Getting feedback is the most important part of the meeting – it what the sprint review is all about.

  • Make sure someone in the team (probably the product owner) collates the feedback
  • Be positive about feedback – this is what the meeting is about. If the feedback is negative and the team don’t necessarily agree with the comments then at least say that the team will have a think about it and perhaps suggest a separate meeting with the stakeholder to drill into the feedback further
  • Encourage feedback if there is silence after a demo … “what do people think?”. Pick a person out that you know is interested in the feature .. “any thoughts Bob?”. Very often people don’t feedback if the feature is spot on, so, we need to encourage people to speak up so that the team gets that validation

Closing the meeting

  • Encourage offline feedback.
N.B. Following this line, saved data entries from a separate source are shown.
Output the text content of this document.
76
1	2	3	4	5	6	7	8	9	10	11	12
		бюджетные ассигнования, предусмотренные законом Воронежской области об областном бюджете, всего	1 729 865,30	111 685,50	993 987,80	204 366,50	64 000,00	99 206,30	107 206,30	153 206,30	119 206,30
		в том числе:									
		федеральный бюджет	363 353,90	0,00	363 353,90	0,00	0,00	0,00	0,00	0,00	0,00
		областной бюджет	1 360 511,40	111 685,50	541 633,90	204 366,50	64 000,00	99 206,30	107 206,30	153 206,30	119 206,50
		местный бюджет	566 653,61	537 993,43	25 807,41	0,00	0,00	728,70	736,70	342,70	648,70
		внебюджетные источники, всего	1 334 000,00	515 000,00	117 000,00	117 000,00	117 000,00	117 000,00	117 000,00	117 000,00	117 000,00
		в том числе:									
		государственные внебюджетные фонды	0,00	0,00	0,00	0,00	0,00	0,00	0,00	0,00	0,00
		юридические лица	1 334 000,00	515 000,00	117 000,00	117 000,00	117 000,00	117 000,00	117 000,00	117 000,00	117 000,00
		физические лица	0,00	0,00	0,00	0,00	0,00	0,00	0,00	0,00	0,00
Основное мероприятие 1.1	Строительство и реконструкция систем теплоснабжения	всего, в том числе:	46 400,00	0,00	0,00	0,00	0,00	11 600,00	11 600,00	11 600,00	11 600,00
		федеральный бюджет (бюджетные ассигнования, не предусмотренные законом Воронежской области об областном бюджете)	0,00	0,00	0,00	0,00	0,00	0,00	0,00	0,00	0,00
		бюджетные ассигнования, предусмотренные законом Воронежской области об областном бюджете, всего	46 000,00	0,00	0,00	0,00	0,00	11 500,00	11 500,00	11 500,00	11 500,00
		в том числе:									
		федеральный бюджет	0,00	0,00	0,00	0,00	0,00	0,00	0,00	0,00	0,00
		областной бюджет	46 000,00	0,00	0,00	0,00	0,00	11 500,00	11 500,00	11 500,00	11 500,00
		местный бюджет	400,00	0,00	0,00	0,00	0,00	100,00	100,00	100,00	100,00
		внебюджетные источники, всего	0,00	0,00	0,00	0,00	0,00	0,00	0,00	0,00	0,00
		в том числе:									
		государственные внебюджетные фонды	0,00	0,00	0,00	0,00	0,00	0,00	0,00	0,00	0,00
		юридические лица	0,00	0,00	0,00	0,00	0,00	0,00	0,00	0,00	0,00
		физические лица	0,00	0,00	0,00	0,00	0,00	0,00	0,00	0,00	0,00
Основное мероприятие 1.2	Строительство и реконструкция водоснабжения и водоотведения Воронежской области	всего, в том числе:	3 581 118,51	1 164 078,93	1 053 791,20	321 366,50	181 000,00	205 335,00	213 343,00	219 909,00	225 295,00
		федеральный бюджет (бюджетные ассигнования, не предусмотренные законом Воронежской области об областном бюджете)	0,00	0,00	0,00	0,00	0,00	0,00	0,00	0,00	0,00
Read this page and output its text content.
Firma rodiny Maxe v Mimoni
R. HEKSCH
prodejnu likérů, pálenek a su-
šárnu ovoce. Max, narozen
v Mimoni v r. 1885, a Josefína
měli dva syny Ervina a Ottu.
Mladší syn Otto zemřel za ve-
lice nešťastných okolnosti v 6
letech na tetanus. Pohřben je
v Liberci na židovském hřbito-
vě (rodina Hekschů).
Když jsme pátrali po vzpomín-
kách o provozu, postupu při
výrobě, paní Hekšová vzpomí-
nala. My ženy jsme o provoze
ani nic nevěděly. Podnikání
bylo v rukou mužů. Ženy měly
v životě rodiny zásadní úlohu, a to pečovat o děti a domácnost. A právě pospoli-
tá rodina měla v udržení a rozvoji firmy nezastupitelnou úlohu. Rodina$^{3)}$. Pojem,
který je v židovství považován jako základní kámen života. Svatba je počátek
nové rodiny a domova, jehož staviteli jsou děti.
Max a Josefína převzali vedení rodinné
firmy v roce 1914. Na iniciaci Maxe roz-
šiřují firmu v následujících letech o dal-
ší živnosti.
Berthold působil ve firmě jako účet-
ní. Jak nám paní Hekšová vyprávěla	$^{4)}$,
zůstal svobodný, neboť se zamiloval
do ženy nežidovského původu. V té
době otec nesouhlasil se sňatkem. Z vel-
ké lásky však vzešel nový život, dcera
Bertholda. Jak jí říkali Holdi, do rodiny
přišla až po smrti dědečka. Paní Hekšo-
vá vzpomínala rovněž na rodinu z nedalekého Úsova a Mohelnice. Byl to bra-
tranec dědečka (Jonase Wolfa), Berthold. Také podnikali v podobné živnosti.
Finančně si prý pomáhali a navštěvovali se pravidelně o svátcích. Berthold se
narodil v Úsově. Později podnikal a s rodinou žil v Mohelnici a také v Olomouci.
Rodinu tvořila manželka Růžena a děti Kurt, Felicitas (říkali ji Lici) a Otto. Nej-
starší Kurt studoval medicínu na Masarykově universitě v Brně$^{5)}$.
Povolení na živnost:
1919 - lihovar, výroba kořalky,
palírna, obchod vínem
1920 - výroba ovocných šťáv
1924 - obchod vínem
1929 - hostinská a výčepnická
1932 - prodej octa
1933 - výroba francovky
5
Stakeholders may well think of feedback after the meeting or maybe didn’t want to give negative feedback in front of a room full of people
  • Every so often, if there’s time, it’s worth asking the audience if they find the sprint review valuable and if there is anything they would like to change
  • Finally, thank everyone for attending and make sure they know that their feedback is really useful

After the meeting

  • Email the feedback back to the stakeholders after the meeting. This shows the stakeholders that we did listen and capture feedback. It also gives us a chance to make sure we have captured the feedback correctly – we may get more feedback, which is good
  • Make sure any changes and bugs are logged on the backlog

What about you? What do you find works well in sprint reviews?